To understand online processing better, it's important to realize that a high energy physics detector is not actually one detector; it is in fact a loose federation of many subdetectors that function somewhat independently. Each subdetector has its own unique processing and storage capability that collects and temporarily holds data from each event. There are online systems (triggers, filters) that examine data from each of the subdetectors and decide whether the event is real and sufficiently interesting to keep. Because there is so much data and so little time, this is done in several stages. The first stage is typically implemented in hardware (for speed); it looks at output from a few of the subdetectors - including, in some cases, detectors that are special-built for just this purpose - and decides whether the output from all the subdetectors should be read out or whether it should be discarded. If the online processing makes it past the first stage, it moves on to the second, where data from more of the subdetectors is processed and a similar keep-or-toss decision is made. As it moves through the stages, more processing is performed, data from different subdetectors is merged and compared, and similar decisions are made. Once it passes the final filter, the final stage of event reconstruction is performed where all the (pre-processed) data from all the subdetectors undergoes final online processing and is merged into a single "event", which is then stored for offline processing.

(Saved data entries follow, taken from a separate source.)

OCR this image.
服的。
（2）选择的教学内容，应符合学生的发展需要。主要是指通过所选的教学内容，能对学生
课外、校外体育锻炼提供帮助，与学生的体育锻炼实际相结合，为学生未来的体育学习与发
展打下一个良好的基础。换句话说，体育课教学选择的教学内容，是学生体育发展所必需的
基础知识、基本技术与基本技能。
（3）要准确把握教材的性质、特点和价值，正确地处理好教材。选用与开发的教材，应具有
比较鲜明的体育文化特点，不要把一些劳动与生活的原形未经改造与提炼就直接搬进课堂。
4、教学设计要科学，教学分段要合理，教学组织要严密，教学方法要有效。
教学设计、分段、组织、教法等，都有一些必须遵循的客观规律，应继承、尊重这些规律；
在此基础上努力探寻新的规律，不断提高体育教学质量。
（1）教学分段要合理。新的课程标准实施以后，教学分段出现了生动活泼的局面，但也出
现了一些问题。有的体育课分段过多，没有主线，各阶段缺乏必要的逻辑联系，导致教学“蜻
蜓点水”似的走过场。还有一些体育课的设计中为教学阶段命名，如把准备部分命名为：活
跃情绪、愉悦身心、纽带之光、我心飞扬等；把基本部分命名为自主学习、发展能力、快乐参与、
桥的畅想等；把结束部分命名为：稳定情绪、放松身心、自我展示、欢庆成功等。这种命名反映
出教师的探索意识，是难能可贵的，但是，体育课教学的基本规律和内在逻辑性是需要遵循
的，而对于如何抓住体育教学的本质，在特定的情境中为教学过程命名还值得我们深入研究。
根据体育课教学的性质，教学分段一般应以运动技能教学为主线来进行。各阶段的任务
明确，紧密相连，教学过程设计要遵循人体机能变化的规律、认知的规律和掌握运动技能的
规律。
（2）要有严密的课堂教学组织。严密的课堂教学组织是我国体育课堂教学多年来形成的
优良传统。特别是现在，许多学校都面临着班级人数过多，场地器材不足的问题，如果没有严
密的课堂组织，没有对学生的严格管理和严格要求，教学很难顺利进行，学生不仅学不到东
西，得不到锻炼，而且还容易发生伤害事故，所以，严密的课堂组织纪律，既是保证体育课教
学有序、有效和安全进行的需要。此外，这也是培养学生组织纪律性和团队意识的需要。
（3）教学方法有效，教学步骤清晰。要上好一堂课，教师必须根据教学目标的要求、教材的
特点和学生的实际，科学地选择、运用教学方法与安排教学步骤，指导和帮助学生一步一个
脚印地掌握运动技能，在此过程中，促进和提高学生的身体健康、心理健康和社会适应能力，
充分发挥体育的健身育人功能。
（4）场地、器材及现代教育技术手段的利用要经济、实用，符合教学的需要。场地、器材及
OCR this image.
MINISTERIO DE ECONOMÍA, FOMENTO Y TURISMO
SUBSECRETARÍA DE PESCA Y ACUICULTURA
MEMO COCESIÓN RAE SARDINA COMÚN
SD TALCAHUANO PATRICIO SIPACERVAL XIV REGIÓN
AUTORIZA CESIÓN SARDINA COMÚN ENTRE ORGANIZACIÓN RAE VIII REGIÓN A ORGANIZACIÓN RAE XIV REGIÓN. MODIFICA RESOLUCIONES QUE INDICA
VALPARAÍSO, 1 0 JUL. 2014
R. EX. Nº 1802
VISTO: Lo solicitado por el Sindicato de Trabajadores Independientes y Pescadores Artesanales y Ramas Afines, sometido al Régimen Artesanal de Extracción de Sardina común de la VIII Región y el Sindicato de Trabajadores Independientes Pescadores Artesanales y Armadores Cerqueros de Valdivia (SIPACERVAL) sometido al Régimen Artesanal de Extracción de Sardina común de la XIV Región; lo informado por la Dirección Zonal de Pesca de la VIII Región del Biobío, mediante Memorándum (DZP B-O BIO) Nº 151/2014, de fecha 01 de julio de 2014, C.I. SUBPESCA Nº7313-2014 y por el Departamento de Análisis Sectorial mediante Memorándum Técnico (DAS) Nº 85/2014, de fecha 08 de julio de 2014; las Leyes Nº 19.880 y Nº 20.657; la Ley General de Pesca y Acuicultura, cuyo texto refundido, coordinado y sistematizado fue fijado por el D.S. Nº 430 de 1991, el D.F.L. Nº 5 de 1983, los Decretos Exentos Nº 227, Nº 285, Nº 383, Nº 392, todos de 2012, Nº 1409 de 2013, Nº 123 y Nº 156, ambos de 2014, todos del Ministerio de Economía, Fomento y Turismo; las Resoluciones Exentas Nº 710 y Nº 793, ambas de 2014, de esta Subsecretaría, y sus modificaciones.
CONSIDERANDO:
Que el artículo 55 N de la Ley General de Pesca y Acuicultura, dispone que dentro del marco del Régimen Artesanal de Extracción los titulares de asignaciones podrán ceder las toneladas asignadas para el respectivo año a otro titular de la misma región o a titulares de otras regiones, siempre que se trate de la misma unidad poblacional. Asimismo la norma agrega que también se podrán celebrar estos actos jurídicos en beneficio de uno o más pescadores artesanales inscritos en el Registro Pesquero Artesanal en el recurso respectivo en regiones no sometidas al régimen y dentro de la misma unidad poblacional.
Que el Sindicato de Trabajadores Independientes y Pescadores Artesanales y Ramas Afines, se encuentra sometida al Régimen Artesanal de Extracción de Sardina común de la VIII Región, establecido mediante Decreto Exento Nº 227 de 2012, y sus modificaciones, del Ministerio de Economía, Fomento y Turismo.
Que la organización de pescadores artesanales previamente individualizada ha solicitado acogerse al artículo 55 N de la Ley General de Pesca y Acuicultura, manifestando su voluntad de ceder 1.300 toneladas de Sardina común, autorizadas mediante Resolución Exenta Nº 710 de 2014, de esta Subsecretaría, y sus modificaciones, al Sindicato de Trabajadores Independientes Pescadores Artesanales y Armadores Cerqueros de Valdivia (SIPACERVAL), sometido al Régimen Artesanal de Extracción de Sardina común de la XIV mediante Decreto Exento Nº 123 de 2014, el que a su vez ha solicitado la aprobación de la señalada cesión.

Similar processing can be (and often is) performed offline using stored "raw" data; this is usually done to incorporate improvements in calibration and to reflect a better understanding of the subdetectors' operation. Again, I'd call this "offline processing" rather than analysis.
Offline analysis is the process where physicists examine the event data -- or, more accurately, sift through millions of events and select the ones that meet certain criteria -- and try to figure out what caused the event. This is where the interesting physics results come from, such as discovery of the Higgs, or precise measurements of certain branching ratios, or limits on supersymmetic parameters, or any of the other myriad results published in physics journals.